Aliya Saperstein
Professor Saperstein received a B.A. in Sociology from the University of Washington and a Ph.D. in Sociology and Demography from the University of California-Berkeley. In 2016, she received the Early Achievement Award from the Population Association of America. She has been a Visiting Scholar at Sciences Po and the Russell Sage Foundation. She has also served on expert committees for the National Academies of Sciences and Engineering and Medicine, tasked with producing consensus studies on The Use of Race and Ethnicity in Biomedical Research and Measuring Sex, Gender Identity and Sexual Orientation.
Professor Saperstein's research focuses on the social processes through which people come to perceive, name, and deploy seemingly immutable categorical differences —such as race and sex—and how such processes create and maintain social inequality. Her current research projects explore several strands of this subject, including:
- The implications of methodological decisions, especially the measurement of race/ethnicity and sex/gender in surveys, for studies of stratification and health disparities.
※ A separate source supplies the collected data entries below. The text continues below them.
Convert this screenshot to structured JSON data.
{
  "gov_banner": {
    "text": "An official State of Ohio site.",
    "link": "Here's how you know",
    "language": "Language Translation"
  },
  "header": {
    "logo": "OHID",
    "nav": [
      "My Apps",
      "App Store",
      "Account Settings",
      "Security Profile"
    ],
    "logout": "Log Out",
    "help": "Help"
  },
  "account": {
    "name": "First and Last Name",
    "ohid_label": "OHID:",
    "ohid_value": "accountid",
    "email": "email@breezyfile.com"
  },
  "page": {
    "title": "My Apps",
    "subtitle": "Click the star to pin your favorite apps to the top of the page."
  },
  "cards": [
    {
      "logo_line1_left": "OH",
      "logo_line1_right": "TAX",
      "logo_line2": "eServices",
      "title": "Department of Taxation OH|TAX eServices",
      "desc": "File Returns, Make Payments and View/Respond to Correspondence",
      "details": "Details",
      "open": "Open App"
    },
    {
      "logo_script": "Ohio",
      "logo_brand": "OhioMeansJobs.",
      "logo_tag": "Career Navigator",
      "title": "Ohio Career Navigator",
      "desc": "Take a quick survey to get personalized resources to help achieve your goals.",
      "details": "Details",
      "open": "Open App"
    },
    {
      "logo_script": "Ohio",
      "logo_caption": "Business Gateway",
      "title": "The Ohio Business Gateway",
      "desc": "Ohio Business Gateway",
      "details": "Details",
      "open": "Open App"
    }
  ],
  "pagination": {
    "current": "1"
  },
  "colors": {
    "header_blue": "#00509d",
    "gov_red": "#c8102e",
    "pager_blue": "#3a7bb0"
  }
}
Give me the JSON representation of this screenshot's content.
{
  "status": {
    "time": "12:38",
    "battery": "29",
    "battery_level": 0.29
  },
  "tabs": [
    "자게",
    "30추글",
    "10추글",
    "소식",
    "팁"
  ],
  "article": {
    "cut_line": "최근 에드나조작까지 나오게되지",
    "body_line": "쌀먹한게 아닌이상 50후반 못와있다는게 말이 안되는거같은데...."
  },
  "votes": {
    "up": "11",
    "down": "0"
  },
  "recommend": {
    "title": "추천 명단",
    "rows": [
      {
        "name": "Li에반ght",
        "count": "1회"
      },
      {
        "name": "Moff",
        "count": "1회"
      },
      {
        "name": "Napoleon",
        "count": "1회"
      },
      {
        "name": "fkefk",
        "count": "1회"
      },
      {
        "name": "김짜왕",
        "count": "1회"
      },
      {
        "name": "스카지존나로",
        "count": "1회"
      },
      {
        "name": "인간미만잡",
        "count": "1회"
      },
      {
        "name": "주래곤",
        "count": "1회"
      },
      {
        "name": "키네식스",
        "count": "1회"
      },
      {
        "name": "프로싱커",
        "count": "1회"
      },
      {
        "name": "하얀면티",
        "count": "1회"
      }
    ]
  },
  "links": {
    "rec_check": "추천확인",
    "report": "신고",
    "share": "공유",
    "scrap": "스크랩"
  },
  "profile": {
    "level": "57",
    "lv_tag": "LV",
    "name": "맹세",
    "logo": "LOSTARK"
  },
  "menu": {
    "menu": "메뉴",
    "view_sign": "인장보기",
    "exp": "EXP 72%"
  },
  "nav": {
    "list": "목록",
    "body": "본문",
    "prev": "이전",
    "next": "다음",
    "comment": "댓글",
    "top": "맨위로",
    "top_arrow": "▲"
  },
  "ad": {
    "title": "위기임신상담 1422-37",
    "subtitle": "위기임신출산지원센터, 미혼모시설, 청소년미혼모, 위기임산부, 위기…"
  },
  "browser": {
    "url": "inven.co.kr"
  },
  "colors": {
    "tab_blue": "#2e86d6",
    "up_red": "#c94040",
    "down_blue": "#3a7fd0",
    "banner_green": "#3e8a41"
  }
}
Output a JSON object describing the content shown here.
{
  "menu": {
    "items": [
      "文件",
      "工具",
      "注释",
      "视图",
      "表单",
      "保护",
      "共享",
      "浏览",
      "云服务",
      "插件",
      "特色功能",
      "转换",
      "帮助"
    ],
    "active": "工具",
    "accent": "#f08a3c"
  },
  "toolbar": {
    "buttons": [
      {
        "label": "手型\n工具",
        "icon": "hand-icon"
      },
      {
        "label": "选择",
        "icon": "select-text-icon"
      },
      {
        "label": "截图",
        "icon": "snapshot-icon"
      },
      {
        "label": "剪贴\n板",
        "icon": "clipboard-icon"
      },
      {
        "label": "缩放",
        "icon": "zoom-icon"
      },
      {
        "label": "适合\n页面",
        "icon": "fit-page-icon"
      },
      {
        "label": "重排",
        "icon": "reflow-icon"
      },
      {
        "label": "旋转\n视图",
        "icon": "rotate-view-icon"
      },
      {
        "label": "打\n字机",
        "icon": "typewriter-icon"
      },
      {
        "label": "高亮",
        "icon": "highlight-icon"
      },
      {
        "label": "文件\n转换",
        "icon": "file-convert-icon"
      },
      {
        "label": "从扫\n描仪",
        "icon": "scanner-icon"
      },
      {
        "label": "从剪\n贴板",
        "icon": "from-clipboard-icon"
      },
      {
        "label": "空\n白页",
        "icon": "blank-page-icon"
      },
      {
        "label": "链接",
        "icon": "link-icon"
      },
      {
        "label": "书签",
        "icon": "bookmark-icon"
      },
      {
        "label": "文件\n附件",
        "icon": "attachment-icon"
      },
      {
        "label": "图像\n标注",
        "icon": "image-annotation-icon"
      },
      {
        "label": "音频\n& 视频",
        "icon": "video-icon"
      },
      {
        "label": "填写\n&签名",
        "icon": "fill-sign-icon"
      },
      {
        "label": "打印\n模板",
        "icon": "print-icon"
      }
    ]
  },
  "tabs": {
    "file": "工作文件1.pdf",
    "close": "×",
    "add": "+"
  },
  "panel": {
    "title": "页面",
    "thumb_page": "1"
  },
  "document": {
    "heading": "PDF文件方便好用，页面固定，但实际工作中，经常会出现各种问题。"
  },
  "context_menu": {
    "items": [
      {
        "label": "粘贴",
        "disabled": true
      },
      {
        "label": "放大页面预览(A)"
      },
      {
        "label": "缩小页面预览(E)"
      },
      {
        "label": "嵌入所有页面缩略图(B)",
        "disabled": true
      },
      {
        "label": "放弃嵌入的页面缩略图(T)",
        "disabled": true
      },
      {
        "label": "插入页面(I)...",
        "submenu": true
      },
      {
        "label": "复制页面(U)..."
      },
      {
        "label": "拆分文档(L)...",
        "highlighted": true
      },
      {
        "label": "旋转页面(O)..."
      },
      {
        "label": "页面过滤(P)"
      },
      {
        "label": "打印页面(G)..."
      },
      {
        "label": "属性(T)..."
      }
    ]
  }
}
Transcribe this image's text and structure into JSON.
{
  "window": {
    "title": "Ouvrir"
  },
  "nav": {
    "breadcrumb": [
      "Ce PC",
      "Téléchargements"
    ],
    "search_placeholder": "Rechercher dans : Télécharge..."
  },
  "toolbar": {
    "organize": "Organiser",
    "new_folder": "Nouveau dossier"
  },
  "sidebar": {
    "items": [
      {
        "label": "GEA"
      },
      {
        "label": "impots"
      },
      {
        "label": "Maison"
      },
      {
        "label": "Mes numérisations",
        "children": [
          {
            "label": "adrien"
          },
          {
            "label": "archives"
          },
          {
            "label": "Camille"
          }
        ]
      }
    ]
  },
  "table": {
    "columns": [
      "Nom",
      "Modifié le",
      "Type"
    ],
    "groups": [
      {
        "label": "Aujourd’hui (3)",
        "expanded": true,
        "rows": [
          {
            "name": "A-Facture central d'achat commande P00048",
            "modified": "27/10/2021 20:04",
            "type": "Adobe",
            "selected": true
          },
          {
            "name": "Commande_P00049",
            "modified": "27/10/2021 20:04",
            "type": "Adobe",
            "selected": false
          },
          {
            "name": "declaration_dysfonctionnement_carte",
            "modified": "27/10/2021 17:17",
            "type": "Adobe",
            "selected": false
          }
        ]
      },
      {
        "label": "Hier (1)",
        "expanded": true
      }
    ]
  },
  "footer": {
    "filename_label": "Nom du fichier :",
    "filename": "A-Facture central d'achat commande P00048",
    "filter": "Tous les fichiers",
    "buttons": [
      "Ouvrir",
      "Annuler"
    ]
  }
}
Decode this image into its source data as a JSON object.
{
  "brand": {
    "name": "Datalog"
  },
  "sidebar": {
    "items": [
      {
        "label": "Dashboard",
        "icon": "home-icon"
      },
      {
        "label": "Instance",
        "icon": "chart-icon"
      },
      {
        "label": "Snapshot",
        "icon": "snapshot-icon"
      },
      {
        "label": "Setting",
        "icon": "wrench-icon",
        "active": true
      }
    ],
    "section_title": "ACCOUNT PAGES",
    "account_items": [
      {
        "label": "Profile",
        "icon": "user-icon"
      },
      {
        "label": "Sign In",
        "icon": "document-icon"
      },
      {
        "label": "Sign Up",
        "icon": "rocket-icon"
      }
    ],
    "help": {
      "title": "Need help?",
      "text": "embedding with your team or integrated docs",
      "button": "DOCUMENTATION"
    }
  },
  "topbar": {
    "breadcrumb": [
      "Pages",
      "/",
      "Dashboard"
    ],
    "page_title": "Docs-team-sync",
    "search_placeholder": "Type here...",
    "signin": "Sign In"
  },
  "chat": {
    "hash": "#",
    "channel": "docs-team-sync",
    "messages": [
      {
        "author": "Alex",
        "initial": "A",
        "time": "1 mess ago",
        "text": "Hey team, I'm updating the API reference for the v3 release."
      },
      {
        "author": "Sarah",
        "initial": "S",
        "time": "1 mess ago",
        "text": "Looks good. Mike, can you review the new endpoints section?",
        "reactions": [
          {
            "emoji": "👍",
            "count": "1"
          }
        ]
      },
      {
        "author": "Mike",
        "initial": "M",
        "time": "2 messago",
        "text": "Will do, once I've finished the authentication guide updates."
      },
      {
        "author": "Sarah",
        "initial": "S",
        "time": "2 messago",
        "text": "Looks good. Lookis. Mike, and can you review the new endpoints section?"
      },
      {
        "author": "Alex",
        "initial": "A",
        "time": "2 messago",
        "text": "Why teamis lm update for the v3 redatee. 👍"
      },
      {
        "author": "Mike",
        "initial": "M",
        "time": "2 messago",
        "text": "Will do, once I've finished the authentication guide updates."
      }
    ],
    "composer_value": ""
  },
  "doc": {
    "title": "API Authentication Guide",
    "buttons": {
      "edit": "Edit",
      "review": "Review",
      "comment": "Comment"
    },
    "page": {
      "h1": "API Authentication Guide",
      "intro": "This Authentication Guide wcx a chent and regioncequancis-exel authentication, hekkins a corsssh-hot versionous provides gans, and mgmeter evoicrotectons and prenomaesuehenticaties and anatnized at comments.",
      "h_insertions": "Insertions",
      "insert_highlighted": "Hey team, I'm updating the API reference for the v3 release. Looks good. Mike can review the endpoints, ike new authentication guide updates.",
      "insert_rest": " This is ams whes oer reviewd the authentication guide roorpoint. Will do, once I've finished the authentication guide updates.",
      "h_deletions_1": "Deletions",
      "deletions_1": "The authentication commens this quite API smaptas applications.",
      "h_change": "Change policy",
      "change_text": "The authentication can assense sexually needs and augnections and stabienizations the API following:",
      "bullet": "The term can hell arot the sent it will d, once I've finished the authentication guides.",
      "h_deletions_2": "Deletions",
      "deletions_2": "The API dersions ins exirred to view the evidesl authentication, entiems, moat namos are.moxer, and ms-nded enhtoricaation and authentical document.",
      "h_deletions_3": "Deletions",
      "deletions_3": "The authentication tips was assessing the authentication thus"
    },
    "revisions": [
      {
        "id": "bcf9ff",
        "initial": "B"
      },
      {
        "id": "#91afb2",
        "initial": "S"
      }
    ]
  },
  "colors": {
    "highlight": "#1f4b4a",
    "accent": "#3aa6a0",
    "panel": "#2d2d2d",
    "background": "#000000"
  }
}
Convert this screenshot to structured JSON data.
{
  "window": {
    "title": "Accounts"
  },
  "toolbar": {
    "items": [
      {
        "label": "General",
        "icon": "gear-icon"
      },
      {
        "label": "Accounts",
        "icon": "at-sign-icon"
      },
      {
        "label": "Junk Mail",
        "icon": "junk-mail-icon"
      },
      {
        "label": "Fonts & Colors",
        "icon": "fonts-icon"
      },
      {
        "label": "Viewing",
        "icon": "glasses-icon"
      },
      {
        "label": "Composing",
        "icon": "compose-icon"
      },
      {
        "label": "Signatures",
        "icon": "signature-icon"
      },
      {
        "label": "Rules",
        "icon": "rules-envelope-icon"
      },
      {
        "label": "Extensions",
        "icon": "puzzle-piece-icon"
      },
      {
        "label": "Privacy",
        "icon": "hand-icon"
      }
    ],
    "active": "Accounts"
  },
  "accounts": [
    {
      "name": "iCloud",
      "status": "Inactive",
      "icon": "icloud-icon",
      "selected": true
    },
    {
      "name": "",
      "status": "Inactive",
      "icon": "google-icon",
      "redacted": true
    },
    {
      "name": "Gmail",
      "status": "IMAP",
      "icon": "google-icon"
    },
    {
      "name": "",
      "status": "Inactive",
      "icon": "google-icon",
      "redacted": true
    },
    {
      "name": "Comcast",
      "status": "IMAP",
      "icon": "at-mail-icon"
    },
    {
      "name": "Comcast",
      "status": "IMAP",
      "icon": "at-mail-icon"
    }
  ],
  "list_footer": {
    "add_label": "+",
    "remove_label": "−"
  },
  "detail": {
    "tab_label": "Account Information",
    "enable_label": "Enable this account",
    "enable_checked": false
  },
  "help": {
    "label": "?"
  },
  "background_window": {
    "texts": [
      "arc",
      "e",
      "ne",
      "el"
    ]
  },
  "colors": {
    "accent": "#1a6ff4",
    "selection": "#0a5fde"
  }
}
- The relationship between individual-level category ambiguity or fluidity and the maintenance of group boundaries, stereotypes, and hierarchies.
This research has been published for social science audiences in the American Journal of Sociology,the Annual Review of Sociology, Demography, Gender & Society and Ethnic and Racial Studies, among other venues, and for general science audiences in Science, the Proceedings of the National Academy of Sciences and PLoS One. It also has been recognized with multiple article awards, and gained attention from national media outlets, including NPR (twice) and The Colbert Report.